Uma boa pauta para as ruas

Milhares de pessoas foram às ruas do Brasil aparentemente sem uma causa específica, empunhando reivindicações das mais variadas ordens, que vão daquelas de natureza estritamente corporativas as de conteúdo moral difuso e algumas poucas – pouquíssimas – de natureza estrutural.

A ausência de uma pauta específica não elimina o vigor das manifestações e tampouco deixam dúvidas quanto ao seu caráter central: contestar o que aí está, razão pela qual a direita que tentou desesperadamente se “apropriar” do movimento e canalizar sua energia contra o governo Dilma, teve que momentaneamente recuar quando viu seus bancos e mesmo seus veículos de comunicação depredados.

Não há indícios objetivos de que vivamos um momento em que “os de baixo não mais aceitem o domínio dos de cima e que estes, tampouco, já não mais consigam governar como antes”, mas fica evidente que o status quo está sendo questionado como nunca dantes na história recente desse país.

Num primeiro momento muitos se assustaram com o furor das linhas editoriais de alguns veículos de comunicação, talvez porque nutrissem a ilusão de classes de que a mídia poderia fazer ataques seletivos, como se a sua motivação fosse de natureza pessoal e não de classe.

Como tática ela até pode adotar – e usualmente adota essa conduta – até que surja a oportunidade para desestabilizar o governo como um todo. Alguns mais desavisados poderiam questionar porque a burguesia teria interesse em desestabilizar um governo que, não sendo de conteúdo revolucionário, seria necessariamente burguês e, portanto, da classe dominante. São as contradições da própria classe dominante que explicam.

Embora esse de fato seja o conteúdo de classe desse governo, há inúmeras politicas e atitudes que contrariam frontalmente a classe dominante. Políticas que vão das relações internacionais de não alinhamento automático com os Estados Unidos da América – como sempre fizeram a classe dominante brasileira – aos programas sociais de combate a pobreza, inclusão social, respeito às minorias (ou maiorias) e o conflito distributivo de renda, expresso, dentre outras medidas, na valorização real do salário mínimo e na redução da taxa de juros, que nos 10 anos de governo Lula-Dilma caiu de 26,50 para 7,25%, voltando aos atuais 8,50%.

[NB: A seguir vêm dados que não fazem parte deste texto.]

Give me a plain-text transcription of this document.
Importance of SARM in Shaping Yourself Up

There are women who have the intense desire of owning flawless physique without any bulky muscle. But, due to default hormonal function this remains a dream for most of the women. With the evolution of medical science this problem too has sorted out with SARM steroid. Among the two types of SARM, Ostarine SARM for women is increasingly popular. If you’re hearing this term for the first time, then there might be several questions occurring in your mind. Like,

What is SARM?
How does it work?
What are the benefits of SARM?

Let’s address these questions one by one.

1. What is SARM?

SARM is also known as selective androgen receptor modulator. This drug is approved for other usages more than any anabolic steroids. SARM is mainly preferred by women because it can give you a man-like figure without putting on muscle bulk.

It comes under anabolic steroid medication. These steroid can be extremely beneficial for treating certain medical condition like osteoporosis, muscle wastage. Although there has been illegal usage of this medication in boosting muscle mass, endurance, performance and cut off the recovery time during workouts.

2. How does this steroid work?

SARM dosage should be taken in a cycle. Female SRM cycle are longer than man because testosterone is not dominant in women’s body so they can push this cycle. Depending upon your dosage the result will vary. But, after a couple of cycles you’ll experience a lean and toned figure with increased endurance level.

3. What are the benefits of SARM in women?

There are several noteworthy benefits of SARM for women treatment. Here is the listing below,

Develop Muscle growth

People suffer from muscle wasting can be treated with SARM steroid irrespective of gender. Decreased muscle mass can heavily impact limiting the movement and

A dívida pública interna do Brasil é da ordem de 1,85 trilhão de reais. Desse montante algo como 1,13 trilhão estão indexadas aos índices de preços (713 bilhões) e aos juros básicos (407 bilhões) da economia. A oscilação anual, portanto, de apenas 1% na taxa básica de juros e nos índices de preços, representa um montante de 11,3 bilhões que entram ou saem nas contas bancárias dos especuladores nacionais e internacionais. Isso explica, naturalmente, a pressão que os especuladores fazem para, a um só tempo, reduzir as despesas do governo, elevar os preços (pressão inflacionária) e aumentar a taxa básica de juros.

Ceder a essa chantagem é suicídio político. O governo precisa ter cada vez mais clareza de lado, de rumo, mesmo tendo presente a precária correlação de forças, em boa parte decorrente dessa falta de nitidez programática do próprio governo.

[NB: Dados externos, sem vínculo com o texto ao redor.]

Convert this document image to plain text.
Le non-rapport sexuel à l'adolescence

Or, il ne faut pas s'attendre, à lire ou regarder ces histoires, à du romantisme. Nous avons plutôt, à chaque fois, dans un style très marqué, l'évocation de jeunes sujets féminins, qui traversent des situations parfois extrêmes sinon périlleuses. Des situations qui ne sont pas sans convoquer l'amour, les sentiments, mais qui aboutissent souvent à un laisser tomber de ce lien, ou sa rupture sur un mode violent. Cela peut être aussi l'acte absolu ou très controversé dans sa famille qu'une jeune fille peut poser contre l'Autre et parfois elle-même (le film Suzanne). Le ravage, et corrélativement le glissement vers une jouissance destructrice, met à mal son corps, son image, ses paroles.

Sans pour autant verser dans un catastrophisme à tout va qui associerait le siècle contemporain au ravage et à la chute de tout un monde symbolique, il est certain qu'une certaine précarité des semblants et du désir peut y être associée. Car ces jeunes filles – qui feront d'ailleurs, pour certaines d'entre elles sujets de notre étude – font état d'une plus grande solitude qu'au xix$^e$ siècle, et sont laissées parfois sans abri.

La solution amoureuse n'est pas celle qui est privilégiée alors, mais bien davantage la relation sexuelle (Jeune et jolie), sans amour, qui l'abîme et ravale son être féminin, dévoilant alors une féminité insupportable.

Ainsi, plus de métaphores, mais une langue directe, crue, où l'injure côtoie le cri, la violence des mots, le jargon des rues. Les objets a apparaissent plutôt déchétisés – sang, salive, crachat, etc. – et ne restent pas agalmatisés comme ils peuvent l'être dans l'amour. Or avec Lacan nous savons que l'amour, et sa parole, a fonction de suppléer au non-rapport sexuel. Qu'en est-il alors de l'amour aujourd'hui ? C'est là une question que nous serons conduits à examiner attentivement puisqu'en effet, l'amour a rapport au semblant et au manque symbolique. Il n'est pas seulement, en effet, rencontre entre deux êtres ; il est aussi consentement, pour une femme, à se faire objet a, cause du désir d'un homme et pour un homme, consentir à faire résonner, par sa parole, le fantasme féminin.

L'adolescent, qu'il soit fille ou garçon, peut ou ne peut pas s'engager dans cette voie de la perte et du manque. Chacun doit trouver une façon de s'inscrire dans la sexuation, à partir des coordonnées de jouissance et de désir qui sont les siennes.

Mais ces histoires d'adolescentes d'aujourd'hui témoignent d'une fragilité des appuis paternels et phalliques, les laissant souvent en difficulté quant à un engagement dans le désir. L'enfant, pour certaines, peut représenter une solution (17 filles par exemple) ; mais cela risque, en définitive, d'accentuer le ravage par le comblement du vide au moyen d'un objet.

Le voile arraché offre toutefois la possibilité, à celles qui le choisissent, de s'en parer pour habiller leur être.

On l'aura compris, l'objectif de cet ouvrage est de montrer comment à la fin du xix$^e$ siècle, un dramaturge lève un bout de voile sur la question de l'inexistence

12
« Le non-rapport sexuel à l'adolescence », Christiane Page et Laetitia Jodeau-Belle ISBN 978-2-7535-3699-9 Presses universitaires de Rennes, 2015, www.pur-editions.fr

Da parte do movimento popular, igualmente, é preciso não se deixar enredar nem pelo “canto da sereia” e tampouco se pautar pelo “oficialismo”. Na luta política a pressão e a contrapressão serão sempre partes do mesmo processo.

Mas, no combate diário, às vezes paira a confusão, certa desorientação, até que surge um fato catalisador, como a denúncia feita por ninguém menos do que um membro da famigerada Central de Inteligência Americana (CIA) de que o governo americano monitora as comunicações de vários países do mundo, incluindo o Brasil.

Onde eles controlam os serviços telefônicos, como no caso do Brasil, esse serviço foi (e continua sendo) enormemente facilitado, revelando o crime que se fez quando das privatizações no governo tucano de Fernando Henrique Cardoso pois, além da questão econômica – por si só criminosa – o que estava em jogo era o princípio da nossa soberania como as revelações do agente da CIA acabam de evidenciar.

Por isso eu creio que a pauta da soberania, da reafirmação do orgulho nacional possa ser uma grande pauta mobilizadora, capaz de unificar os milhões de brasileiros que apenas recolheram momentaneamente suas “bandeiras”.